Se há uma cidade que sintetiza o aspecto ilusório de uma miragem, é Dubai. Ao mesmo tempo pastiche e microcosmo, modelo e paródia, diagrama e miragem, Dubai é onipresente. Não é por acaso que em vários meios de comunicação se fala de ‘Dubaização’, uma referência a uma série de fenômenos urbanos baseados em um estilo espetacular e virtual de arquitetura sem apego ao contexto territorial particular em que está inserido. Esta é uma arquitetura que preenche mares, aplana montes e demoliu edifícios históricos para criar projetos urbanos comissionados pela internet, tal como em Luanda, cidade natal do artista.
Em “Uma Cidade Chamada Miragem”, Kia Henda lida com a ausência de linhas divisórias entre a cidade real e seu modelo 3D. As esculturas em forma de linhas metálicas parecem desenhos que se destacam da paisagem, silhuetas ou esqueletos de uma cidade imaginária.

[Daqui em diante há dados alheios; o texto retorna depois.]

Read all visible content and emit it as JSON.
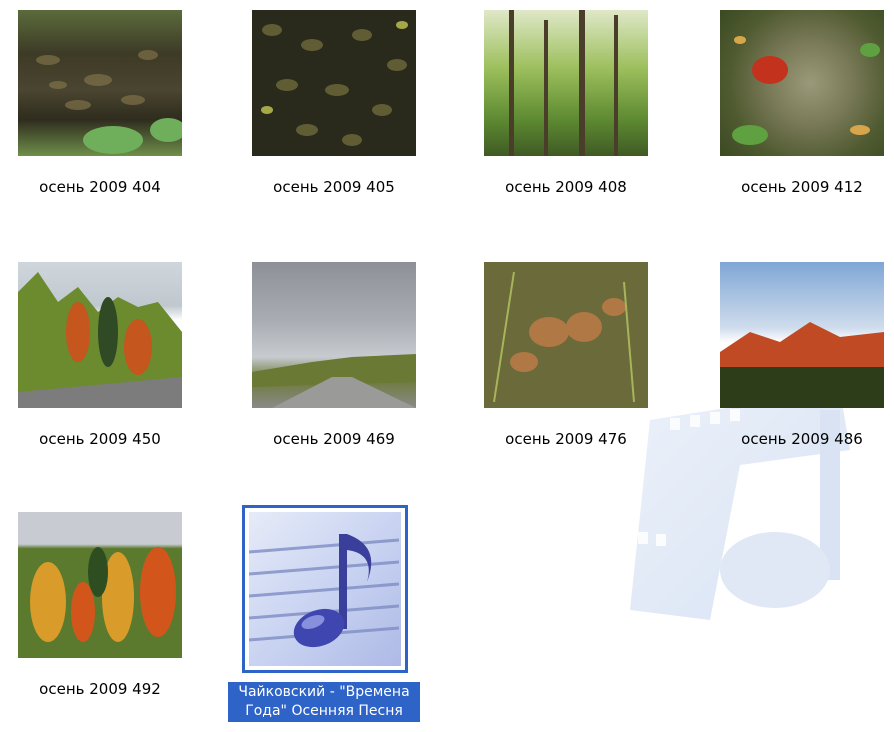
{
  "files": [
    {
      "name": "осень 2009 404",
      "thumbnail": "leaf-litter-green-photo"
    },
    {
      "name": "осень 2009 405",
      "thumbnail": "wet-leaves-photo"
    },
    {
      "name": "осень 2009 408",
      "thumbnail": "green-forest-photo"
    },
    {
      "name": "осень 2009 412",
      "thumbnail": "mossy-stump-red-mushroom-photo"
    },
    {
      "name": "осень 2009 450",
      "thumbnail": "autumn-trees-road-photo"
    },
    {
      "name": "осень 2009 469",
      "thumbnail": "cloudy-road-photo"
    },
    {
      "name": "осень 2009 476",
      "thumbnail": "brown-mushrooms-grass-photo"
    },
    {
      "name": "осень 2009 486",
      "thumbnail": "red-trees-blue-sky-photo"
    },
    {
      "name": "осень 2009 492",
      "thumbnail": "colorful-autumn-forest-photo"
    }
  ],
  "selected_file": {
    "line1": "Чайковский - \"Времена",
    "line2": "Года\" Осенняя Песня",
    "icon": "music-note-icon"
  },
  "colors": {
    "selection": "#2e63c7"
  }
}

Kiluanji baseou estas esculturas lineares dos sona, desenhos de areia comuns à cultura Lunda Tchokwe (do leste de Angola). Os contadores de histórias desenham os sona (plural de ‘lusona’) na areia enquanto contam fábulas. Esses desenhos são construções narrativas autênticas que condensam o contorno da história contada. Kia Henda transforma esses desenhos efêmeros em objetos tridimensionais, estruturas imaginárias no deserto. Mas, ao contrário dos Tchokwe, os diagramas de Kiluanji traçam histórias virtuais futuras desconectadas do passado.

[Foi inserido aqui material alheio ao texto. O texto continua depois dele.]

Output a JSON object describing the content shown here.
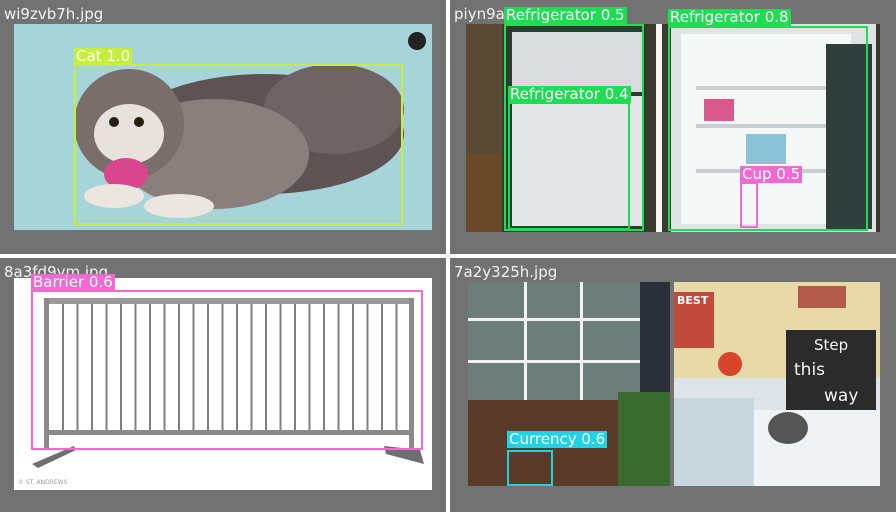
{
  "tiles": [
    {
      "filename": "wi9zvb7h.jpg",
      "detections": [
        {
          "label": "Cat 1.0",
          "color": "#c4f03c"
        }
      ]
    },
    {
      "filename": "piyn9a",
      "detections": [
        {
          "label": "Refrigerator 0.5",
          "color": "#1fdc55"
        },
        {
          "label": "Refrigerator 0.8",
          "color": "#1fdc55"
        },
        {
          "label": "Refrigerator 0.4",
          "color": "#1fdc55"
        },
        {
          "label": "Cup 0.5",
          "color": "#f06ad2"
        }
      ]
    },
    {
      "filename": "8a3fd9ym.jpg",
      "detections": [
        {
          "label": "Barrier 0.6",
          "color": "#f06ad2"
        }
      ],
      "watermark": "© ST. ANDREWS"
    },
    {
      "filename": "7a2y325h.jpg",
      "detections": [
        {
          "label": "Currency 0.6",
          "color": "#1ed3e6"
        }
      ],
      "sign_text": [
        "Step",
        "this",
        "way"
      ],
      "poster_text": "BEST"
    }
  ]
}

Na megalópole, o capital cria o mundo à sua imagem e semelhança. Como todas as mercadorias, as cidades são personalizadas e descartáveis. Essa customização em massa se soma à produção de espaços sensoriais. A arquitetura torna-se subitamente uma droga que confere uma “alucinação de normalidade”.
Durante um ano, Kiluanji participou num projeto internacional no qual produziu e colaborou com arquitetos, artistas, atores, músicos e técnicos de cidades como Amã, Dhaka, Karachi, Lisboa, Luanda, Manila, Nova Iorque, Paris, Rio de Janeiro , Sharjah e Windhoek. A City Called Mirage é uma exposição complexa que explora abordagens originais a um tema recorrente nos últimos tempos: o das cidades entre os estados de virtualidade e desertificação. Kiluanji usa a ficção (científica e mitológica) e a ironia como formas de transcender o pessimismo da hipercrítica e a estética da ruína. Através do humor nos conscientizamos do quão efêmeras são as maiores construções humanas: todas as cidades serão novamente reduzidas a matérias-primas, assim como os metais retirados do solo voltarão a se fundir nele.